In other words, at any given time, is the relation between omp_get_thread_num() index and native threads one-to-one or one-to-many?


Solution

  • The documentation spells this out.

    The omp_get_thread_num routine returns the thread number, within the current team, of the calling thread.

    The binding thread set for an omp_get_thread_num region is the current team. The binding region for an omp_get_thread_num region is the innermost enclosing parallel region.

    The omp_get_thread_num routine returns the thread number of the calling thread, within the team that is executing the parallel region to which the routine region binds. The thread number is an integer between 0 and one less than the value returned by omp_get_num_threads, inclusive. The thread number of the master thread of the team is 0. The routine returns 0 if it is called from the sequential part of a program.

    Emphasis mine.

    This means that if you have multiple teams executing concurrently, the threads in each team are numbered 0 .. nbr_threads_in_team. Multiple threads will therefore get the same thread number if they are in different concurrently running teams.

    While OpenMP certainly re-uses threads, if it ever actually runs two parallel sections concurrently, you will have two teams of threads running at the same time. Since a single thread can't do two things at once, these threads must be different but yet the threads in each team are numbered 0 .. nbr_threads_in_team.
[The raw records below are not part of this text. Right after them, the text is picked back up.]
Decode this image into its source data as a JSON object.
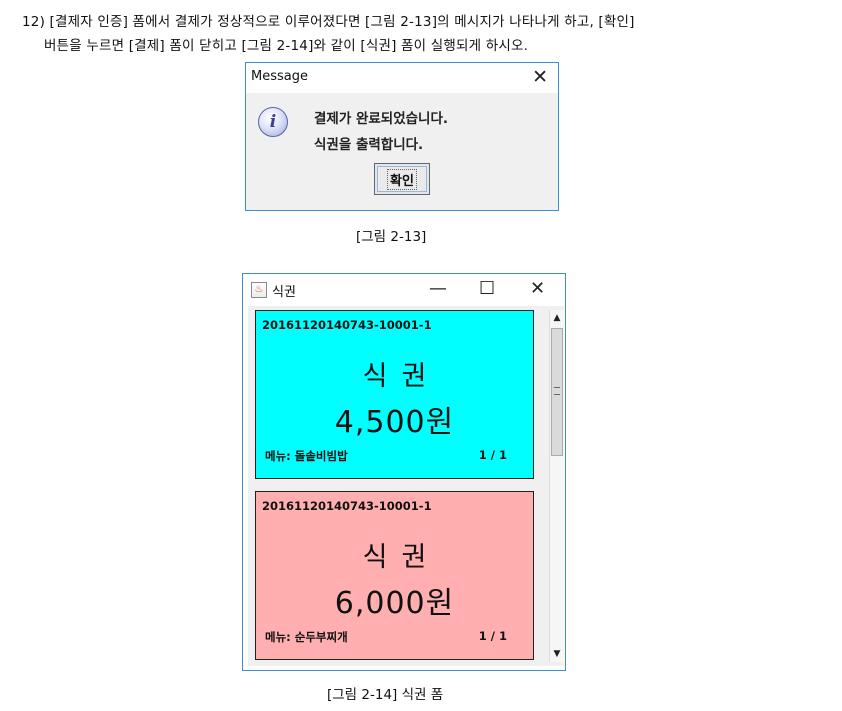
{
  "instruction": {
    "line1": "12) [결제자 인증] 폼에서 결제가 정상적으로 이루어졌다면 [그림 2-13]의 메시지가 나타나게 하고, [확인]",
    "line2": "버튼을 누르면 [결제] 폼이 닫히고 [그림 2-14]와 같이 [식권] 폼이 실행되게 하시오."
  },
  "message_dialog": {
    "title": "Message",
    "close": "✕",
    "icon": "i",
    "line1": "결제가 완료되었습니다.",
    "line2": "식권을 출력합니다.",
    "ok_label": "확인"
  },
  "caption1": "[그림 2-13]",
  "ticket_window": {
    "title": "식권",
    "minimize": "—",
    "maximize": "☐",
    "close": "✕",
    "tickets": [
      {
        "code": "20161120140743-10001-1",
        "label": "식권",
        "price": "4,500원",
        "menu": "메뉴: 돌솥비빔밥",
        "count": "1 / 1",
        "bg": "#00ffff"
      },
      {
        "code": "20161120140743-10001-1",
        "label": "식권",
        "price": "6,000원",
        "menu": "메뉴: 순두부찌개",
        "count": "1 / 1",
        "bg": "#ffafaf"
      }
    ],
    "scroll_up": "▲",
    "scroll_down": "▼"
  },
  "caption2": "[그림 2-14] 식권 폼"
}
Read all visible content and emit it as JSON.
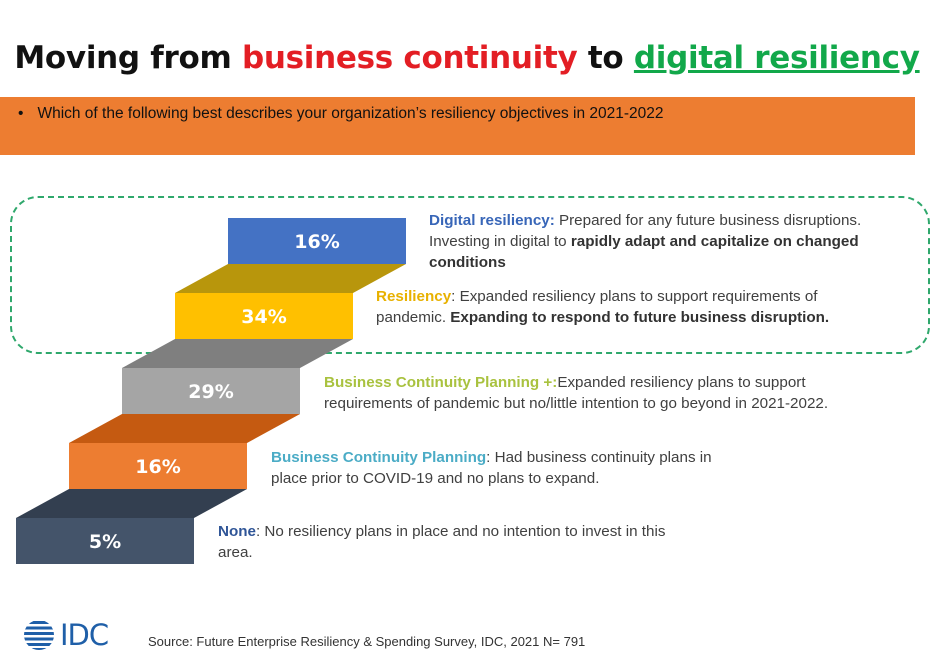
{
  "title": {
    "part1": "Moving from ",
    "part2": "business continuity",
    "part3": " to ",
    "part4": "digital resiliency"
  },
  "question": "Which of the following best describes your organization’s resiliency objectives in 2021-2022",
  "chart_data": {
    "type": "bar",
    "categories": [
      "Digital resiliency",
      "Resiliency",
      "Business Continuity Planning +",
      "Business Continuity Planning",
      "None"
    ],
    "values": [
      16,
      34,
      29,
      16,
      5
    ],
    "value_labels": [
      "16%",
      "34%",
      "29%",
      "16%",
      "5%"
    ],
    "colors": [
      "#4472c4",
      "#ffc000",
      "#a5a5a5",
      "#ed7d31",
      "#44546a"
    ],
    "connector_colors": [
      "#b8960c",
      "#7f7f7f",
      "#c55a11",
      "#333f50"
    ]
  },
  "descriptions": [
    {
      "lead": "Digital resiliency:",
      "lead_color": "#3866b8",
      "text": "  Prepared for any future business disruptions. Investing  in digital to ",
      "strong": "rapidly adapt and capitalize on changed conditions",
      "tail": ""
    },
    {
      "lead": "Resiliency",
      "lead_color": "#e8b100",
      "text": ": Expanded resiliency plans to support requirements of pandemic. ",
      "strong": "Expanding to respond to future business disruption.",
      "tail": ""
    },
    {
      "lead": "Business Continuity Planning +:",
      "lead_color": "#a9c23f",
      "text": "Expanded resiliency plans to support requirements of pandemic but no/little  intention to go beyond in 2021-2022.",
      "strong": "",
      "tail": ""
    },
    {
      "lead": "Business Continuity Planning",
      "lead_color": "#4bacc6",
      "text": ": Had business continuity  plans in place prior to COVID-19 and no plans to expand.",
      "strong": "",
      "tail": ""
    },
    {
      "lead": "None",
      "lead_color": "#2f5597",
      "text": ": No resiliency plans in place and no intention to invest in this area.",
      "strong": "",
      "tail": ""
    }
  ],
  "logo": "IDC",
  "source": "Source: Future Enterprise Resiliency & Spending Survey, IDC,  2021 N= 791"
}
    This means that your computeThings() function is not thread-safe at the moment. You could instead build a thread-safe pool of CustomAllocator objects that a thread can "lend" an object from and return it when the thread is done with it.

    Something like this:

    void computeThings() {
    #pragma omp parallel
        {
            //Since we're in a parallel block, each thread
            //will lend its own CustomAllocator
            CustomAllocator& theAllocator = allocatorPool.lend();
    
    #pragma omp for
            for (...) {
                /* Do stuff with the allocator */
            }
            
            allocatorPool.unLend(theAllocator);
        }
    }
    

    In production code, lend() and unLend() should of course be implemented using RAII to avoid leaks in case of an exception. Note that it only acquires new resources once before the entire parallel for loop, not in each iteration of the loop, so you only pay for the cache misses once per call. (It's unlikely that your data stays in L1 in between calls to computeThings unless you're calling that function itself in a loop.) If you do need to be nice to the L1 even across multiple invocations of the function, you could associate each resource with a thread ID and preferentially return resources to the same thread that requested them previously if the "preferred resource" is still available.

    Here's an example of such a cache that tries to give each requesting thread its preferred resource instance:

    //Warning, untested!
    template<typename T>
    class ThreadAffineCache {
        std::unordered_map<std::thread::id, std::unique_ptr<T>> m_cache = {};
        std::mutex m_mtx{};
        
    public:
        std::unique_ptr<T> lend() {
            std::unique_lock lk{m_mtx};
            auto tid = std::this_thread::get_id();
            std::unique_ptr<T> result = std::move(m_cache[tid]);
            m_cache.erase(tid);
            if (!result) {
                if (m_cache.empty()) {
                    result = std::make_unique<T>();
                } else {
                    auto iter = m_cache.begin();
                    result = std::move(*iter);
                    m_cache.erase(iter);
                }
            }
            assert(result);
            return result;
        }
        
        void unLend(std::unique_ptr<T> obj) {
            assert(obj);
            std::unique_lock lk{m_mtx};
            m_cache[std::this_thread::get_id()] = std::move(obj);
        }
    }
    

    Alternatively, you could use a map indexed by the value returned by pthread_self or gettid. I'm not sure if std::thread::id returns something sensible for OpenMP worker threads. Cleaning up when threads terminate might also be a problem.

    If you just need an easy way out, you could also protect computeThings with a mutex.